Pero la segunda parte del filme nos introducirá en una suerte de cine negro, tras la evasión de la cárcel, con lo cual Kaurismäski hará una dura crítica de su país, en el que pareciera que la única salida posible es la huida, como cuando los protagonistas hacia el final del filme se suben a bordo del barco Ariel, el que da el título a la película, para irse hacia un lugar lejano, posiblemente México, con su cálido y arrecho trópico, como refugio para aquellos seres humanos que regresan del frío, con la ilusión, tal vez vana, de dejar atrás el desempleo, los contratos basura, la corrupción y la vigilancia policiva, que ellos consideran una mierda, para cerrar un filme que sería aclamado tanto por la crítica rusa como por la estadounidense como parte de una trilogía social del director finlandés.

Es como si se repitiera un leit-motiv del director, en la que antihéroes anónimos como el Nikander de Sombras del paraíso o el Tastio de Ariel se encontrarán con mujeres que se enfrentan también en una intimidad recóndita a la dificultad de vivir para que empiecen a soñar una posible felicidad, ante una tan descorazonadora realidad, que los obliga a vivir una existencia precaria, gris, sin incentivos ni compensaciones mayores, una vida de penurias, de muy mala calidad, con un estilo que nos acerca al de Rainer Werner Fassbinder para dar cuenta de la tragedia de la clase obrera, con escenas no exentas de ternura en el mundo del desencanto, en un cine que podríamos considerar postmoderno, así no quedemos sumergidos en una representación sin sentido.

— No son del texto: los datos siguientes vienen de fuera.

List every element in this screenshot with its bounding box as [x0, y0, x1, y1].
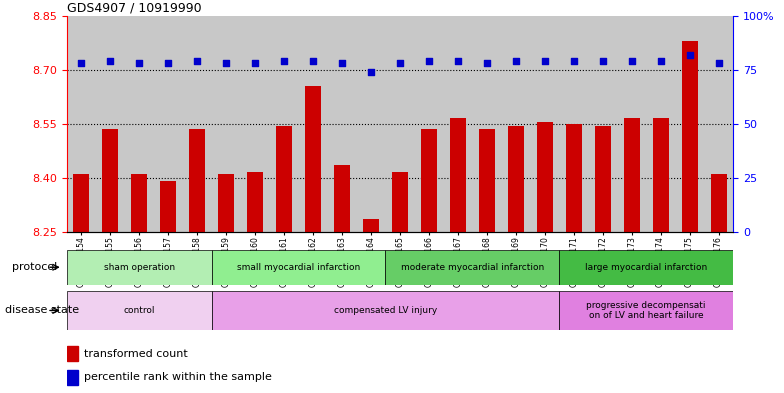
Bar [566, 124, 582, 232]
Bar [421, 129, 437, 232]
Point [597, 58, 609, 64]
Point [74, 60, 87, 66]
Bar [646, 16, 675, 232]
Bar [675, 16, 704, 232]
Text: compensated LV injury: compensated LV injury [334, 306, 437, 315]
Point [307, 58, 319, 64]
Point [336, 60, 348, 66]
Text: disease state: disease state [5, 305, 80, 316]
Bar [247, 173, 263, 232]
Bar [218, 174, 234, 232]
Bar [334, 165, 350, 232]
Bar [67, 250, 212, 285]
Text: moderate myocardial infarction: moderate myocardial infarction [401, 263, 544, 272]
Bar [299, 16, 328, 232]
Point [684, 51, 696, 58]
Bar [73, 174, 89, 232]
Bar [559, 291, 733, 330]
Bar [276, 126, 292, 232]
Bar [212, 250, 386, 285]
Text: GDS4907 / 10919990: GDS4907 / 10919990 [67, 2, 201, 15]
Bar [67, 369, 78, 385]
Bar [67, 16, 96, 232]
Point [394, 60, 406, 66]
Bar [617, 16, 646, 232]
Point [510, 58, 522, 64]
Bar [450, 118, 466, 232]
Text: protocol: protocol [12, 262, 57, 272]
Bar [189, 129, 205, 232]
Bar [386, 250, 559, 285]
Text: percentile rank within the sample: percentile rank within the sample [85, 372, 272, 382]
Point [365, 69, 377, 75]
Bar [443, 16, 472, 232]
Bar [160, 182, 176, 232]
Bar [183, 16, 212, 232]
Point [423, 58, 435, 64]
Bar [270, 16, 299, 232]
Bar [508, 126, 524, 232]
Bar [588, 16, 617, 232]
Bar [414, 16, 443, 232]
Text: sham operation: sham operation [103, 263, 175, 272]
Bar [530, 16, 559, 232]
Point [481, 60, 493, 66]
Bar [595, 126, 611, 232]
Bar [125, 16, 154, 232]
Bar [67, 346, 78, 362]
Bar [96, 16, 125, 232]
Point [713, 60, 725, 66]
Bar [623, 118, 640, 232]
Bar [710, 174, 727, 232]
Bar [305, 86, 321, 232]
Bar [559, 16, 588, 232]
Point [132, 60, 145, 66]
Bar [212, 16, 241, 232]
Text: progressive decompensati
on of LV and heart failure: progressive decompensati on of LV and he… [586, 301, 706, 320]
Point [539, 58, 551, 64]
Point [220, 60, 232, 66]
Bar [212, 291, 559, 330]
Text: small myocardial infarction: small myocardial infarction [237, 263, 360, 272]
Bar [131, 174, 147, 232]
Bar [386, 16, 414, 232]
Bar [501, 16, 530, 232]
Point [278, 58, 290, 64]
Text: control: control [123, 306, 154, 315]
Text: transformed count: transformed count [85, 349, 188, 359]
Bar [102, 129, 118, 232]
Bar [537, 122, 553, 232]
Point [103, 58, 116, 64]
Bar [328, 16, 357, 232]
Bar [154, 16, 183, 232]
Bar [472, 16, 501, 232]
Point [191, 58, 203, 64]
Bar [67, 291, 212, 330]
Point [452, 58, 464, 64]
Point [568, 58, 580, 64]
Bar [704, 16, 733, 232]
Bar [241, 16, 270, 232]
Point [626, 58, 638, 64]
Point [655, 58, 667, 64]
Text: large myocardial infarction: large myocardial infarction [585, 263, 707, 272]
Bar [652, 118, 669, 232]
Bar [479, 129, 495, 232]
Point [249, 60, 261, 66]
Point [162, 60, 174, 66]
Bar [392, 173, 408, 232]
Bar [363, 219, 379, 232]
Bar [559, 250, 733, 285]
Bar [357, 16, 386, 232]
Bar [681, 41, 698, 232]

Tanto Taisto e Irmeli como Nikander e Ilona participan de un deseo libertario, tal vez, precisamente por hacer fila en un mundo de perdedores, más que de proletarios, quienes no deberían albergar ilusión alguna y es así como se resisten a las inclemencias de la vida con su solidaridad y su fe , a pesar de estar aprisionados en un medio que no les ofrece salida, más allá del amor que surge entre ellos, de donde les surge la energía para intentar encontrar un norte a su vida, así sea en un sur que también existe.

De la mano de Kaurismäki asistimos a la búsqueda de unos seres humanos del amor y la felicidad, en una crónica no exenta de humor negro, para señalar las incongruencias de la vida, tal vez para buscar un lugar sobre el arco iris en lo más alto, en un lugar de la tierra del que han oído hablar, tal vez en una canción de cuna, con cielos azules, donde los sueños, que se atreven a soñar se vuelvan realidad, para algún día pedir un deseo a una estrella y despertar muy lejos de las nubes, para dejarlas atrás, donde los problemas sean como gotas de limón, muy por encima de las chimeneas, donde vuelen pájaros azules por encima del mismo arco iris, canción que suena al final de la cinta, cuando en una barquita van a subirse al Ariel que los transporte al mundo de su ensueño, gracias al dinero que les proporciona Mikkonen, un hombre al que Taisto salva para que se larguen de ese mundo de pesadillas anodinas.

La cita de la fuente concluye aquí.